Analysis: The recovery machinery in the Act is framed around a penalty or increased rate of duty adjudged by an officer of Customs. The scheme of Sections 182, 183, 188, 189, 190 and 192 shows that the original adjudicating officer levies the penalty or confiscation, while the appellate authority may confirm, alter, annul, remit or, with the owner's consent, commute confiscation to a penalty. Section 193 authorises notification to a Magistrate only where the officer of Customs himself has adjudged the penalty and cannot realise it from goods in his charge.

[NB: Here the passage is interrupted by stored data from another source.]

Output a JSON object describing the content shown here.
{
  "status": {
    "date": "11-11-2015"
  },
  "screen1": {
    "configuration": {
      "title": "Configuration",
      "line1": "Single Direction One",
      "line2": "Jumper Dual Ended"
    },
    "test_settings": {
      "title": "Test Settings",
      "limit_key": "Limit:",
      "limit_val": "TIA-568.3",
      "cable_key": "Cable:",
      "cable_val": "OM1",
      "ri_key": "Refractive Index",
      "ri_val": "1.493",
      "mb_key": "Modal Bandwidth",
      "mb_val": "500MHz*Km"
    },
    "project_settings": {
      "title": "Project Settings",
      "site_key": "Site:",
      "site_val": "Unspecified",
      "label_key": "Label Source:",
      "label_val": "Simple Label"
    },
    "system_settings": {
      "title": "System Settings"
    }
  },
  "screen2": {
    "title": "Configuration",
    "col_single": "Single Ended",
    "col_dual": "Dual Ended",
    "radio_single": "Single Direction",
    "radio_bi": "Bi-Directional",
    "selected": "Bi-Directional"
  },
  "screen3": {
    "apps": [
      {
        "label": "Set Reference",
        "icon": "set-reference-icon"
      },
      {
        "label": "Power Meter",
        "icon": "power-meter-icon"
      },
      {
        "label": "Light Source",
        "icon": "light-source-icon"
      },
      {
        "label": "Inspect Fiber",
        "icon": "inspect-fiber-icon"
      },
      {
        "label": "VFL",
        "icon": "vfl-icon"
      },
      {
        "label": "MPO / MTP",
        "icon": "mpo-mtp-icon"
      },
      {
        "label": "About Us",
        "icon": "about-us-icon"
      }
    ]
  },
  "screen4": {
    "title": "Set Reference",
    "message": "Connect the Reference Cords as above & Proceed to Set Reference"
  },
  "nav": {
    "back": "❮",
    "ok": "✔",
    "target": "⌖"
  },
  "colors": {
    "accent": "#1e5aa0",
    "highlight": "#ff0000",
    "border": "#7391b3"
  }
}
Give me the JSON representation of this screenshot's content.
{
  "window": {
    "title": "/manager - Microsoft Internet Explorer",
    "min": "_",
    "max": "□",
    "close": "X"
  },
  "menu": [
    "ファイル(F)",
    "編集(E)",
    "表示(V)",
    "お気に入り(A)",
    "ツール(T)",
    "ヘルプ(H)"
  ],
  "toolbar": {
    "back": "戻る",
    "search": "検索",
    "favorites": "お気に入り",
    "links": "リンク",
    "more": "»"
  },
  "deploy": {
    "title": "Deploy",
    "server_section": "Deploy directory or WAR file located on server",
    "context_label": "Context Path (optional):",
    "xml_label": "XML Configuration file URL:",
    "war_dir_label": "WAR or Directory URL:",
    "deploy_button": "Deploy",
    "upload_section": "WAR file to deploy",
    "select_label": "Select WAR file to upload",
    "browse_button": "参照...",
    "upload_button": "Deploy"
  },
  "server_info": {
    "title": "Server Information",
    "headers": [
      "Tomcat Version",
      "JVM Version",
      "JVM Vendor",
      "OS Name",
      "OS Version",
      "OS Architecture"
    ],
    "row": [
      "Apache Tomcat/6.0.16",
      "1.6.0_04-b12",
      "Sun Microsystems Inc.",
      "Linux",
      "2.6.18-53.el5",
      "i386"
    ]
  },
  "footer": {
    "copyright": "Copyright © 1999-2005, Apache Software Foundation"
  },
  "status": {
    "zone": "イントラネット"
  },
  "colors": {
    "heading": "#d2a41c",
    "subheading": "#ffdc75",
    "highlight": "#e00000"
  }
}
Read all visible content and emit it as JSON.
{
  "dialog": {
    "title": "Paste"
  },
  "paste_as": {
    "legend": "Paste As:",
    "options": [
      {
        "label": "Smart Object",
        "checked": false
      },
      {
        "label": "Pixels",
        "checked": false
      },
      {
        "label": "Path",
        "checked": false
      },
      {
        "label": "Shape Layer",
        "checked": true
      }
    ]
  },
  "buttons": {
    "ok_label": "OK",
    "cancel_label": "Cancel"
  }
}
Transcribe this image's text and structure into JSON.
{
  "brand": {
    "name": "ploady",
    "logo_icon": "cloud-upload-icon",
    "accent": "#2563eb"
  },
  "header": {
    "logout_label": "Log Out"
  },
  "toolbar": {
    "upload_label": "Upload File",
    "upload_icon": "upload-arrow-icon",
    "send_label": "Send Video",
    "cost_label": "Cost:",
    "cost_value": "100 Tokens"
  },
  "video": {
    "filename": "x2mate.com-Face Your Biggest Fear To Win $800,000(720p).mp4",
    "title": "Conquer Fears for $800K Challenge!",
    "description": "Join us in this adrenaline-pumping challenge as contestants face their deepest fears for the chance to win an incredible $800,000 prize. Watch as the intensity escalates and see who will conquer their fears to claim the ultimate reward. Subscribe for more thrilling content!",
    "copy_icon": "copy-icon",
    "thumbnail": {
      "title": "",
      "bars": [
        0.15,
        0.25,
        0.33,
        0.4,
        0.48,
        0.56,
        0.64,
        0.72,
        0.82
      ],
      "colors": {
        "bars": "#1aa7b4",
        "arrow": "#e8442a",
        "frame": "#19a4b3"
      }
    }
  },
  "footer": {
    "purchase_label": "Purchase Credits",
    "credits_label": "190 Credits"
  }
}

A penalty imposed for the first time by the Chief Customs Authority under Section 190 is not a penalty adjudged by an officer of Customs within Section 193. The Court also noted that the Act contained a lacuna because it did not provide the same summary recovery route for such appellate penalties.
Conclusion: Section 193 does not apply to a penalty first levied by the appellate authority under Section 190, and the Customs Collector had no authority to notify the Magistrate for its recovery.
Final Conclusion: The warrants of attachment were set aside and the revision application succeeded, as the recovery proceedings were without authority under the Act.
Ratio Decidendi: The summary recovery mechanism in Section 193 is confined to penalties adjudged by an officer of Customs and cannot be extended to a penalty first imposed by the appellate authority upon commutation under Section 190.